Police vehicle pelted with Molotov cocktails in Northern Ireland | Abroad

In the Northern Irish city of Derry, participants of a march on Easter Monday pelted an armored police vehicle with Molotov cocktails. That said a police spokesperson.

It was a march of members of republican groups. The demonstration was not previously reported to the authorities. The Northern Ireland police had already warned in recent days of violence against officers on Easter Monday. On April 10, Northern Ireland commemorates the signing of the Good Friday Agreement between London and Dublin, which ended years of deadly violence in the region exactly 25 years ago. The symbolic birthday also falls on Easter Monday, a traditional day of protest for the Irish Republicans, in reference to the Easter Rising of 1916.
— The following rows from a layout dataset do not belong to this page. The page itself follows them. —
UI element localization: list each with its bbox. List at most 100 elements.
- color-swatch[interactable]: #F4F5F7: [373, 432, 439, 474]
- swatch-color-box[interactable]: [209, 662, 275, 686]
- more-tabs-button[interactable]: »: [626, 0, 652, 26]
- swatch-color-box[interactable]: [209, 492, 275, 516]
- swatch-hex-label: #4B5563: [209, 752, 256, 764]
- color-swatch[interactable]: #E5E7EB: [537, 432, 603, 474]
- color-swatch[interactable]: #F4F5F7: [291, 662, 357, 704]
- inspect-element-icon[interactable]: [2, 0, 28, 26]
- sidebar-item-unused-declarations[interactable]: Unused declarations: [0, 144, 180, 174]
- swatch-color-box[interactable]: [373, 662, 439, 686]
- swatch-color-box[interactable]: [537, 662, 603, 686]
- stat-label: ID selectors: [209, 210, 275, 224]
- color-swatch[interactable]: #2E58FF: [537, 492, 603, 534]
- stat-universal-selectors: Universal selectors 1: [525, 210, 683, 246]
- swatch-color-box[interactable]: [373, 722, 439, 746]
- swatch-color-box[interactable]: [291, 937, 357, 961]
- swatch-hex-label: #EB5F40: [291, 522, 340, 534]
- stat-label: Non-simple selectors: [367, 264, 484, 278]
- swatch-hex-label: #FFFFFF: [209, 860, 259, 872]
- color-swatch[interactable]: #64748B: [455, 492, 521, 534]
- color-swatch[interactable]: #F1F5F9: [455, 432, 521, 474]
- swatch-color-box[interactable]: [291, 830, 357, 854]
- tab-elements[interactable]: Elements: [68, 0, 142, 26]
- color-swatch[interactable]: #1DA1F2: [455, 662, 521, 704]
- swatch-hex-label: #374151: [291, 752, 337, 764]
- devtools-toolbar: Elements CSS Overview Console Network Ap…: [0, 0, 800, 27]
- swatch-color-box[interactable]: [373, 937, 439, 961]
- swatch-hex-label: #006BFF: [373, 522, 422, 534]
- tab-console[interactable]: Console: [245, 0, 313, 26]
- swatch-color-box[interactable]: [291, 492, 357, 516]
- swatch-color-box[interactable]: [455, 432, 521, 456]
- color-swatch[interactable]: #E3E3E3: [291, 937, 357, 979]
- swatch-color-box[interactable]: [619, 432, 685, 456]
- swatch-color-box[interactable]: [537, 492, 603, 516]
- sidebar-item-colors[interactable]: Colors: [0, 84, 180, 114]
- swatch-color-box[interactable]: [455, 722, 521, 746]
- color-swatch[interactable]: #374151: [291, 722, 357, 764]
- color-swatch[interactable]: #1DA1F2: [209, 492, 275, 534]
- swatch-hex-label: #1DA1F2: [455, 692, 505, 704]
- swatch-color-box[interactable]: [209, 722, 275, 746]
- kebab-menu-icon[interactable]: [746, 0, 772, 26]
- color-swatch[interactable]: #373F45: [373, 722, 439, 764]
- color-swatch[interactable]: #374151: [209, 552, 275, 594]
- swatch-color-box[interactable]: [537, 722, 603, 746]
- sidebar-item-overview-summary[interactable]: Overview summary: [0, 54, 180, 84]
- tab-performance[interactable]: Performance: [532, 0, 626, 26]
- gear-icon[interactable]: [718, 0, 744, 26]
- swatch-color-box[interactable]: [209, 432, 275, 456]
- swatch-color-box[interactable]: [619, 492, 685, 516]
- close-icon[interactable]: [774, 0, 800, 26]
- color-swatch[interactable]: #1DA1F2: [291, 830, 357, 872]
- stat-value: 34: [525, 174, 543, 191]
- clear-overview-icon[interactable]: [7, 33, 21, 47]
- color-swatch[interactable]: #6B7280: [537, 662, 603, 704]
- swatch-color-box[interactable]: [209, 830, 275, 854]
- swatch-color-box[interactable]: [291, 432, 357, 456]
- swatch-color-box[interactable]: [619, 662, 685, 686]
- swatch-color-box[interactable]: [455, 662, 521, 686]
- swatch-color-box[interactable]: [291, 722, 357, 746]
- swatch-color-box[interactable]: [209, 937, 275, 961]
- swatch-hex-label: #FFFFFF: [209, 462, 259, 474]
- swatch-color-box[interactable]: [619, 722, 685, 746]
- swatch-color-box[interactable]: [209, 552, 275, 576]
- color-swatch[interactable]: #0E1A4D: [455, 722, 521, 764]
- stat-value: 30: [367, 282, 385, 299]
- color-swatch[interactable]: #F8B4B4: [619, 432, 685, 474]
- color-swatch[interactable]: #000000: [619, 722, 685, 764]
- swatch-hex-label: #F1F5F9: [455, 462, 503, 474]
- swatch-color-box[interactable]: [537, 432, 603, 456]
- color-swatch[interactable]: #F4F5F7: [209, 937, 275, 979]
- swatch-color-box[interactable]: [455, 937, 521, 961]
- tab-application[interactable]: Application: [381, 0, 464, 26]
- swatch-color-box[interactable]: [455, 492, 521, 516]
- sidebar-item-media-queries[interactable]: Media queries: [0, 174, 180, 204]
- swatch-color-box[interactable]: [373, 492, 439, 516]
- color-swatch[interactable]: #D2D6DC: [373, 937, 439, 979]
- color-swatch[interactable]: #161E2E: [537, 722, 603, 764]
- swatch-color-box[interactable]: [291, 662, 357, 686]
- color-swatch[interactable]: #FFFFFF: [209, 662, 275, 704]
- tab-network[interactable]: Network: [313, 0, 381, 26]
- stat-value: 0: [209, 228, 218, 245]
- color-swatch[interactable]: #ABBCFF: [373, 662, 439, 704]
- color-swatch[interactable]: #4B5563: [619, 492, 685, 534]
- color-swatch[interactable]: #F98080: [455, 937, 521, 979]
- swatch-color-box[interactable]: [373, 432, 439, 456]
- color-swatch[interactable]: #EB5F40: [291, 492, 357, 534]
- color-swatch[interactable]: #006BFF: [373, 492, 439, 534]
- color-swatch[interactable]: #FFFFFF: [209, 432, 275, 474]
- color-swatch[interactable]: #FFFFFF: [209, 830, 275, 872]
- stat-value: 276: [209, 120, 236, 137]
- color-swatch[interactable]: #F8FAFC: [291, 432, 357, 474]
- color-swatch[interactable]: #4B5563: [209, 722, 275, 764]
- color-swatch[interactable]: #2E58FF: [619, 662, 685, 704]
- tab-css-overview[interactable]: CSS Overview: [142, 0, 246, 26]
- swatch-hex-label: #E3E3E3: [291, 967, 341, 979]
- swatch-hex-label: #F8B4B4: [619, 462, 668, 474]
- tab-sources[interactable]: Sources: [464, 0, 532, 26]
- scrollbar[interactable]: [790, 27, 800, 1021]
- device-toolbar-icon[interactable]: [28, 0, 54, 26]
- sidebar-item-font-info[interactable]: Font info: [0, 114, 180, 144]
Rivalries between Catholic nationalist paramilitaries (grouped under the Irish Republican Army, IRA) and Protestant loyalists have led to much bloodshed in Northern Ireland since the 1960s. In all, more than 3,500 people were killed and 40,000 injured. The Good Friday Agreement mandated the disarmament of paramilitary groups on both sides, reform of the police force and a power-sharing within the Irish government of unionists and nationalists.

Although political tensions between the two parties have remained high in recent years, serious violence has rarely erupted. US President Joe Biden is expected in Belfast on Tuesday evening to celebrate the peace agreement and the progress made since then.